Table of Contents

Providing support to other members

Please take the time to review the following support tips from time to time as they are important for keeping our community safe and helpful.

Signature line

You can provide a good example to our newer members by keeping your signature line up-to-date as you continue your progress on the protocol. You might want to add a link in your signature line to your own progress thread where you are encouraged to regularly share about your own progress.

Urgent issues

As always, for urgent issues where you are not confident of offering support, you may send an email to our Admin Staff for handling.

The following guidelines apply to all members, regardless of experience, background, professional standing or training. Members that are also Health Professionals are not excluded from following these guidelines.

Wording for posts to other members

Please remember to word your posts so that you are writing as one recovering person to another recovering person as much as that makes sense in the context of your reply.

Starting with a phrase like, “I have experienced”, or “Other members have experienced”, “I recall reading another member's post about”, or “If I were facing a similar situation”. This frames the conversation safely away from giving medical advice and can help to set a more relational tone.

In addition, our etiquette guidelines and forum policies are written to provide for the safety and benefit of all members of our support community.

When you are discussing facts and science, it is best to give links to your references for backup when possible. (Preferably links to the MPKB or reputable medical sources where appropriate.)

However, it is important to post more than links when offering support. When a person sees that their main concern has been “heard”, they will be more ready to consider additional information offered in links.

Requests for specific instruction

People often want to be told what to do.
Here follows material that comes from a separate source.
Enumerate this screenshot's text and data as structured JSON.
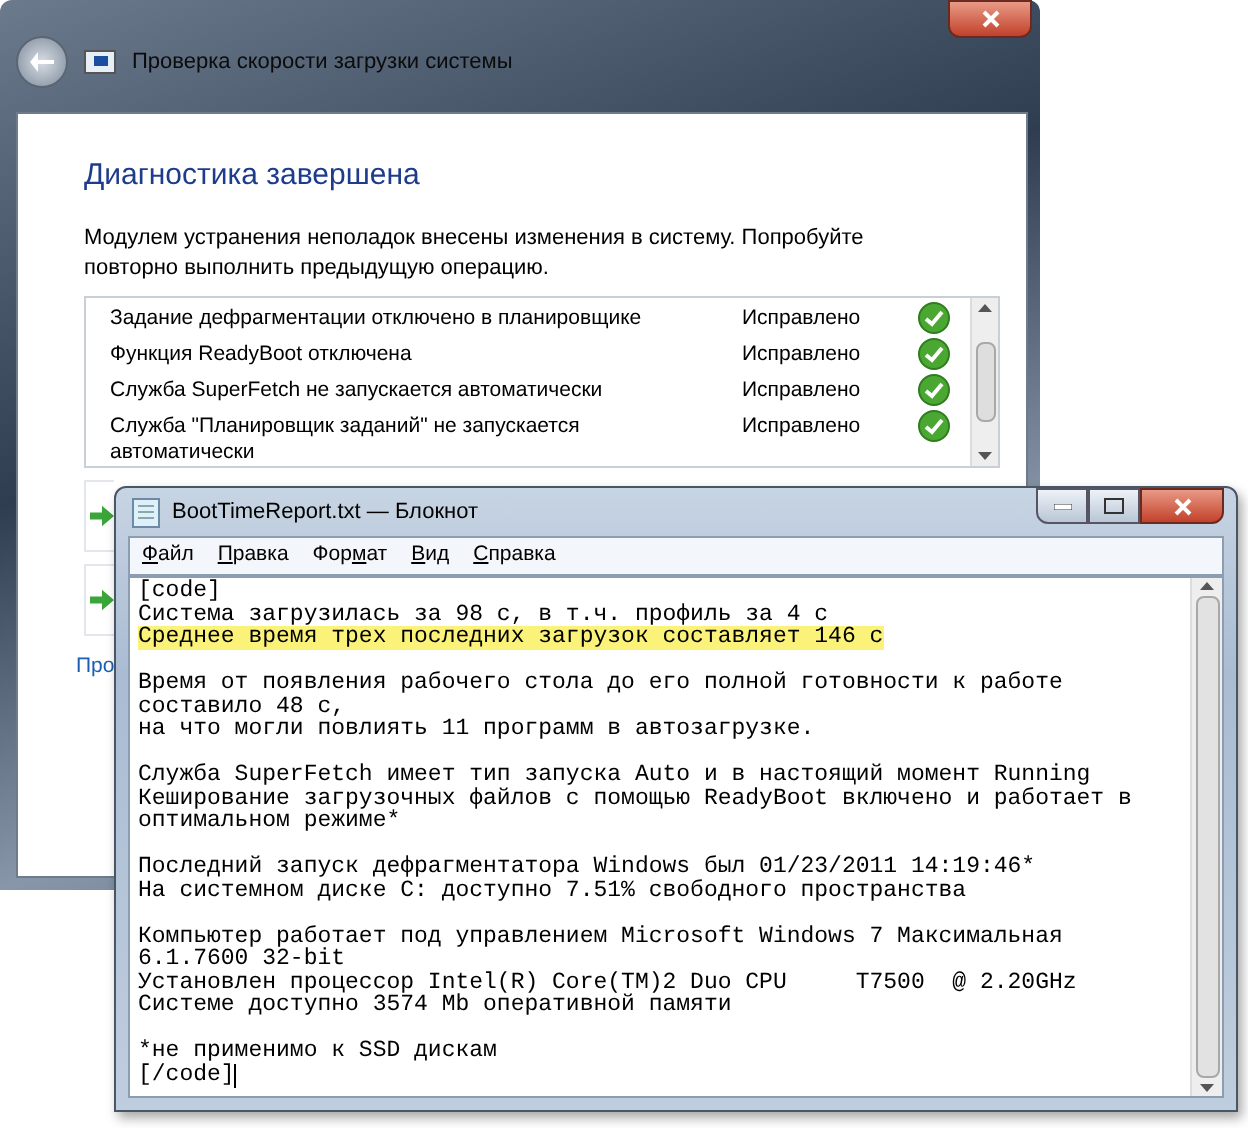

Don't give in to that. Each person's success depends on them making their own choices. We can tell them what has worked well for others, but it's important to avoid removing their participation in decisions about their own healthcare.
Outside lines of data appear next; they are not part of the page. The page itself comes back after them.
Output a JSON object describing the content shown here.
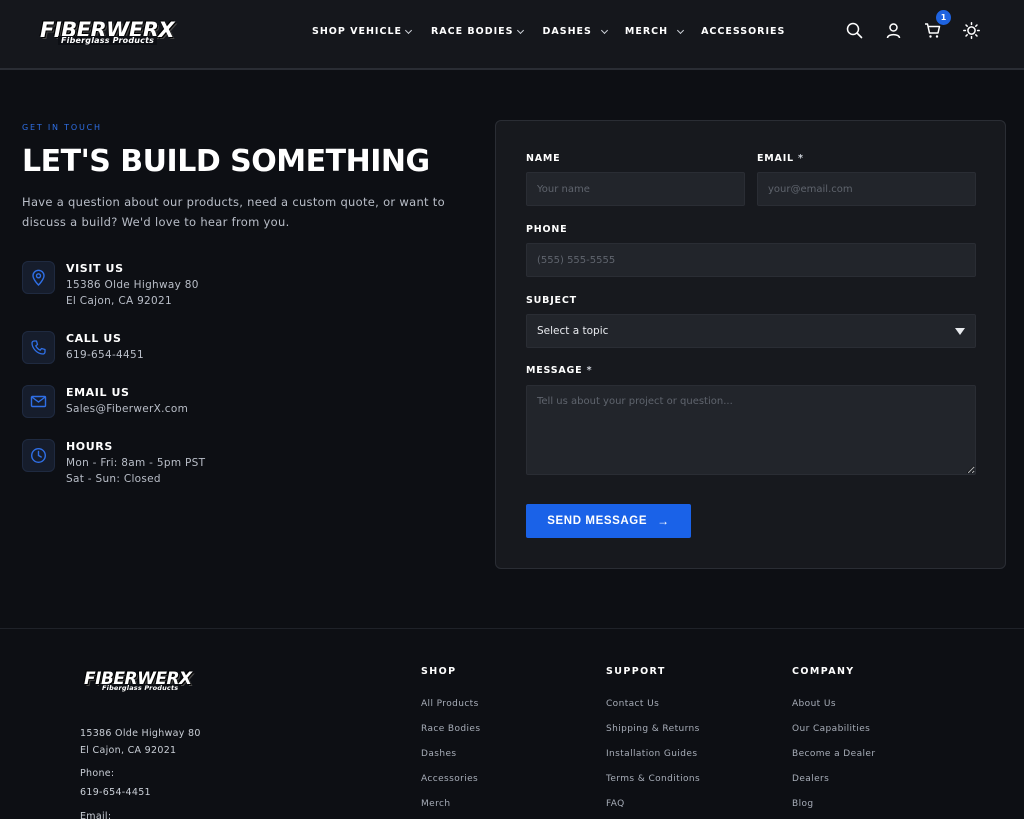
{
  "brand": {
    "name": "FIBERWERX",
    "tagline": "Fiberglass Products"
  },
  "nav": {
    "items": [
      {
        "label": "SHOP VEHICLE",
        "has_dropdown": true
      },
      {
        "label": "RACE BODIES",
        "has_dropdown": true
      },
      {
        "label": "DASHES",
        "has_dropdown": true
      },
      {
        "label": "MERCH",
        "has_dropdown": true
      },
      {
        "label": "ACCESSORIES",
        "has_dropdown": false
      }
    ]
  },
  "header_icons": {
    "search": "search-icon",
    "account": "user-icon",
    "cart": "cart-icon",
    "theme": "sun-icon",
    "cart_count": "1"
  },
  "contact": {
    "eyebrow": "GET IN TOUCH",
    "heading": "LET'S BUILD SOMETHING",
    "lede": "Have a question about our products, need a custom quote, or want to discuss a build? We'd love to hear from you.",
    "items": [
      {
        "icon": "map-pin-icon",
        "title": "VISIT US",
        "lines": [
          "15386 Olde Highway 80",
          "El Cajon, CA 92021"
        ]
      },
      {
        "icon": "phone-icon",
        "title": "CALL US",
        "lines": [
          "619-654-4451"
        ]
      },
      {
        "icon": "mail-icon",
        "title": "EMAIL US",
        "lines": [
          "Sales@FiberwerX.com"
        ]
      },
      {
        "icon": "clock-icon",
        "title": "HOURS",
        "lines": [
          "Mon - Fri: 8am - 5pm PST",
          "Sat - Sun: Closed"
        ]
      }
    ]
  },
  "form": {
    "name_label": "NAME",
    "name_placeholder": "Your name",
    "email_label": "EMAIL",
    "email_placeholder": "your@email.com",
    "phone_label": "PHONE",
    "phone_placeholder": "(555) 555-5555",
    "subject_label": "SUBJECT",
    "subject_value": "Select a topic",
    "message_label": "MESSAGE",
    "message_placeholder": "Tell us about your project or question...",
    "required_mark": "*",
    "submit_label": "SEND MESSAGE",
    "submit_arrow": "→"
  },
  "footer": {
    "address_lines": [
      "15386 Olde Highway 80",
      "El Cajon, CA 92021"
    ],
    "phone_label": "Phone:",
    "phone": "619-654-4451",
    "email_label": "Email:",
    "columns": [
      {
        "title": "SHOP",
        "links": [
          "All Products",
          "Race Bodies",
          "Dashes",
          "Accessories",
          "Merch"
        ]
      },
      {
        "title": "SUPPORT",
        "links": [
          "Contact Us",
          "Shipping & Returns",
          "Installation Guides",
          "Terms & Conditions",
          "FAQ"
        ]
      },
      {
        "title": "COMPANY",
        "links": [
          "About Us",
          "Our Capabilities",
          "Become a Dealer",
          "Dealers",
          "Blog"
        ]
      }
    ]
  },
  "colors": {
    "accent": "#1a62e8",
    "background": "#0d0f14",
    "card": "#17191e"
  }
}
It is the responsibility of each member to consult with his or her personal physician to determine an appropriate course of treatment.

Terms of Use, MarshallProtocol.com

These guidelines apply to all members, regardless of experience, background, professional standing or training.

Fog check

Before you get engaged on the forums. Before you start reading and replying to posts in other member's progress threads for example, it is an excellent practice to take an inventory of your current status. Are you tired? Haven't eaten in while? Feeling mentally in a bit of a fog? Maybe a little on edge for one reason or another?

If your personal check-up reveals you needing some good self-care before you offer help to others, by all means, do what you need to do to take care of yourself first. The forums will still be here when you are back and ready to offer your perspectives from a heart that is refreshed and ready to show kindness to your fellow-travelers on the road to recovery.

Check attitudes!

If someone is not in a good place attitude-wise, sometime it's best to ignore the attitude and just answer the most important question they posted.

Also, in the unlikely event that you are not feeling very friendly, you might refrain from providing support until you are doing better. As a wise person has said, truth without love will never be transformational in the heart of another.

This is a quick checklist for determining if you are NOT in a relational frame of mind:

  1. I just want to make a problem, person or feeling go away.
  2. I don't want to listen to what others feel or say.
  3. My mind is “locked onto” something upsetting.
  4. I don't want to be connected to the people I usually like.
  5. I just want to get away, or fight, or I freeze.
  6. I more aggressively interrogate, judge, and fix others.

Some ways to help return to a relational state might include calmly taking some deep breaths, recalling your appreciation for a special memory of beautiful scenery or a favorite pet, or laying down to rest for a while.